Force spokesman Steve Knight said: "Kent Police's introduction of BWV [body worn video] to Medway, Maidstone and Thanet is part of a live test phase to establish good practice and to address any technical issues which may be identified.
"The live test has been positively received by frontline officers during which BWV has contributed towards evidence capture with high-quality arrests.
"The live test has identified a technical issue which is in the process of being rectified. BWV has been suspended for a short time until the identified solution is in place. Officers will continue to execute their duties as normal."
Kent Police believes the equipment will be most useful in domestic violence cases and incidents of public disorder around nightclubs and pubs.
Canterbury city councillor Ashley Clarke, who represents Whitstable's Gorrell ward, was a policeman for 30 years.
He retired at inspector level having worked around east Kent and working for Special Branch at the Channel Tunnel.
He said: "I really do hope they get this problem fixed so that they are able to use the video properly.
"A few bad seeds have tarnished the police's reputation and we've reached the stage where police officers are no longer automatically believed. It’s important this technology works correctly.
"It's a shame that society has come to this, but at least juries will be able to see what police officers encounter on a daily basis.
"These people come into court like butter wouldn't melt in their mouths, but at the least the juries will be able to see and judge for themselves what has happened.
"Some people are absolutely evil. You get people with HIV spitting in your eye or your mouth.
"These videos will be useful and I hope Kent Police get it sorted.

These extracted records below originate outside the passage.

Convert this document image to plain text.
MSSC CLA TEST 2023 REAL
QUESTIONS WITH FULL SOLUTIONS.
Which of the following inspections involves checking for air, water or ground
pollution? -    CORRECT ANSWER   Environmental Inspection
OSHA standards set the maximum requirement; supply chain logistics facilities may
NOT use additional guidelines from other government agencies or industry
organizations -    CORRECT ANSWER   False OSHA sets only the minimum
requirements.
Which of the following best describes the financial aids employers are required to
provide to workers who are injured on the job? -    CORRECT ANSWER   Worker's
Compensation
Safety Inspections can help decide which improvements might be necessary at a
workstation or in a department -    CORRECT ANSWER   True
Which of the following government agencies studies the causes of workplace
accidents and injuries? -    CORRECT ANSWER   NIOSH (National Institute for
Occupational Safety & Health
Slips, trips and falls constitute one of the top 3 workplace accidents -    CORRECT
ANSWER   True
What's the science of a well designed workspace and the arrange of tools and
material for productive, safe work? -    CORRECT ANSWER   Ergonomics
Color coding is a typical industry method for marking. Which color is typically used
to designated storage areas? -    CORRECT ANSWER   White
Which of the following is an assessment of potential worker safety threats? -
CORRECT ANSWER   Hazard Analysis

Video: Police using the body-worn cameras
"The downside is the possibility of yet another administrative burden on the police in as much that one is left with the impression that they have to spend more time recording what they do in case of spurious complaints when that time is best spent out on the streets catching criminals.
"On the other hand, if it results in fewer not guilty pleas and less time in dealing with malicious allegations then that in itself is a result."

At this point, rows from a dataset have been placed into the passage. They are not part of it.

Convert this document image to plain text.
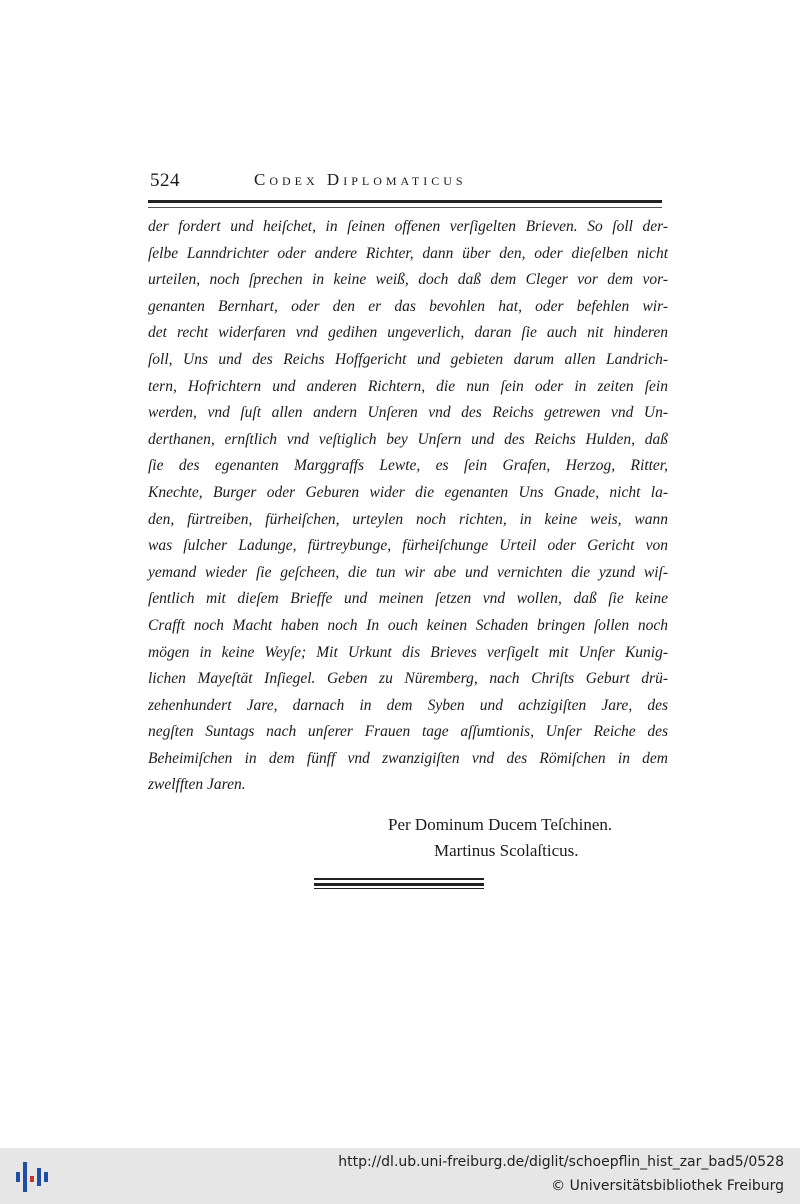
524	Codex Diplomaticus
der fordert und heiſchet, in ſeinen offenen verſigelten Brieven. So ſoll der-
ſelbe Lanndrichter oder andere Richter, dann über den, oder dieſelben nicht
urteilen, noch ſprechen in keine weiß, doch daß dem Cleger vor dem vor-
genanten Bernhart, oder den er das bevohlen hat, oder befehlen wir-
det recht widerfaren vnd gedihen ungeverlich, daran ſie auch nit hinderen
ſoll, Uns und des Reichs Hoffgericht und gebieten darum allen Landrich-
tern, Hofrichtern und anderen Richtern, die nun ſein oder in zeiten ſein
werden, vnd ſuſt allen andern Unſeren vnd des Reichs getrewen vnd Un-
derthanen, ernſtlich vnd veſtiglich bey Unſern und des Reichs Hulden, daß
ſie des egenanten Marggraffs Lewte, es ſein Grafen, Herzog, Ritter,
Knechte, Burger oder Geburen wider die egenanten Uns Gnade, nicht la-
den, fürtreiben, fürheiſchen, urteylen noch richten, in keine weis, wann
was ſulcher Ladunge, fürtreybunge, fürheiſchunge Urteil oder Gericht von
yemand wieder ſie geſcheen, die tun wir abe und vernichten die yzund wiſ-
ſentlich mit dieſem Brieffe und meinen ſetzen vnd wollen, daß ſie keine
Crafft noch Macht haben noch In ouch keinen Schaden bringen ſollen noch
mögen in keine Weyſe; Mit Urkunt dis Brieves verſigelt mit Unſer Kunig-
lichen Mayeſtät Inſiegel. Geben zu Nüremberg, nach Chriſts Geburt drü-
zehenhundert Jare, darnach in dem Syben und achzigiſten Jare, des
negſten Suntags nach unſerer Frauen tage aſſumtionis, Unſer Reiche des
Beheimiſchen in dem fünff vnd zwanzigiſten vnd des Römiſchen in dem
zwelfften Jaren.
Per Dominum Ducem Teſchinen.
Martinus Scolaſticus.
http://dl.ub.uni-freiburg.de/diglit/schoepflin_hist_zar_bad5/0528
© Universitätsbibliothek Freiburg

The trial has been funded by the Home Office and and Police and Crime Commissioner Ann Barnes.
Police spokesman Keith Fairbank later added: "Kent Police introduced Body Worn Video as part of a live test phase on 17 September involving a small number of officers.
"We have operationally deployed Body Worn Video already and footage has been downloaded.
"The intention of the test phase was to fine tune working practices and resolve any minor technical issues. One issue was identified and will be resolved in the next few days.
"Therefore, officers in Medway, Maidstone and Thanet will return to using Body Worn Video week commencing 6 October."